Dimenticate la Spagna del XV secolo, gli ornamenti, i decori, ma anche le brucianti passioni: Il trovatore in scena al Teatro dell’Opera di Roma, che conclude la trilogia popolare (dopo Rigoletto e la Traviata) al Costanzi viene catapultato in un Guerra atemporale, assurda e irrazionale, l’unica che riesca in qualche modo a giustificare le forti tinte melodramma di Verdi.
Lo aveva annunciato chiaramente Àlex Ollé della Fura dels Bauls (con la collaborazione di Valentina Carrasco alla regia che aprirà la stagione d Caracalla con una nuova Carmen) che torna all’Opera dopo la Butterfly in salsa Yankee delle Terme di Caracalla: il regista era partito da una certa assurdità del libretto carico di qualche incoerenza e di cocenti per traslarle e giustificarle fra gli orrori e le sofferenze di una simil Prima Guerra Mondiale più o meno irreale evocata già fra le maschere a gas dell’incipit, fra i costumi e le scene.
L’idea è forte, quasi stravolge l’intero Trovatore e lo rende un’opera più cerebrale e poco appassionante, ma l’allestimento funziona sulla scena del Costanzi dove il Trovatore era assente da 16 anni.
Àlex Ollé non si limita a sistemare il terzetto di interpreti l’uno all’accanto all’altro, ma sposta benissimo le numerose masse in scena ampliata da specchi che riflettono non solo il palco, ma anche il direttore stesso creando un effetto di raddoppio e di voyerismo.

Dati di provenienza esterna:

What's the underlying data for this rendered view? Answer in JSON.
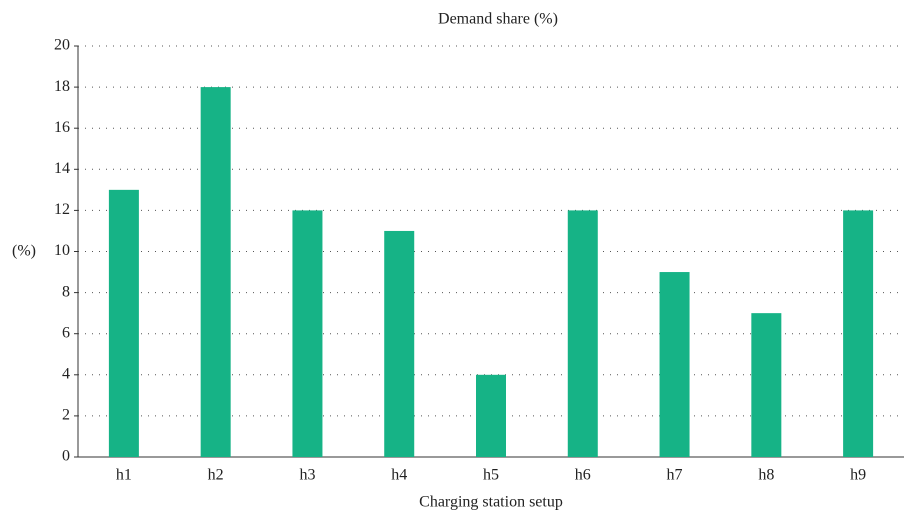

Gli interpreti (due i cast in scena), la celestiale Leonora di Vittoria Yeo, la decisa Azucena di Silvia Beltrami, il Manrico di Diego Cavazzin (che si alterna con Stefano Secco dopo i forfait di Fabio Sartori e Marcelo Alvarez), il Conte di Luna di Rodolfo Giugliani, sono molto a loro agio come attori e sempre ben orchestrati da Àlex Ollé, danno il meglio di sé nei duetti e nelle arie più liriche.
Inevitabile che qualcosa venga di tanto in tanto forzato, il libretto a volte (e inevitabilmente) a volte tradito (vedi la fucilazione di Manrico), ma tutto mantiene una propria interna coerenza anche attraverso sorprendenti soluzioni di regia (vedi l’effetto congelato) mai scontate.
Il forte impatto estetico di un allestimento cupo e tetro, realizzato in collaborazione con Amsterdam e Parigi, è costante: merito dell’uso intelligente, ma gratuito delle scene (di Alfons Flores) con gli annunciati parallelepipidi-monoliti che vengono via via riposizionati, ora a formare un labirinto, ora un cimitero con tanto di croci, ora vengono sospesi in aria, ora scompaiono per lasciare posto alle trincee o creare gli spazi interni a richiamare il senso estremo di oppressione e di morte disseminata ovunque.
Qualche tocco di colore fra le divise militari arriva dalle macchie dei colori luminosi (bellissimo il rosa-lilla di Leonora) che si stagliano in scena, ma sono magnifiche le luci di Urs Schönebaum ora calde, ora cupe che conferiscono reale senso drammaturgico e drammatico all’intero allestimento mostrando chiaramente al pubblico (quasi sold out tanto che la recita del 3 marzo è stata inserita come extra nel cartellone) l’ambivalenza fra i due colori dell’opera, amore e odio, colori cupi, ma suoni squillanti.
Un’ambivalenza che Jader Bignamini (già suo podio per La Traviata di Valentino) che torna a dirigere l’Orchestra del Teatro dell’Opera (che di tanto in tanto copre le voci dei protagonisti) in Verdi ha cercato di sottolineare in ogni dove.
Il pubblico però, che attendeva da 16 anni Il trovatore, si esalta per le arie più famose (e sono tante le pagine celebri della partitura) che scatenano l’applauso in un allestimento poco passionale, ma soprattutto cerebrale. Ultime repliche il 7 e il 10 marzo dopo aver registrato quasi il sold out.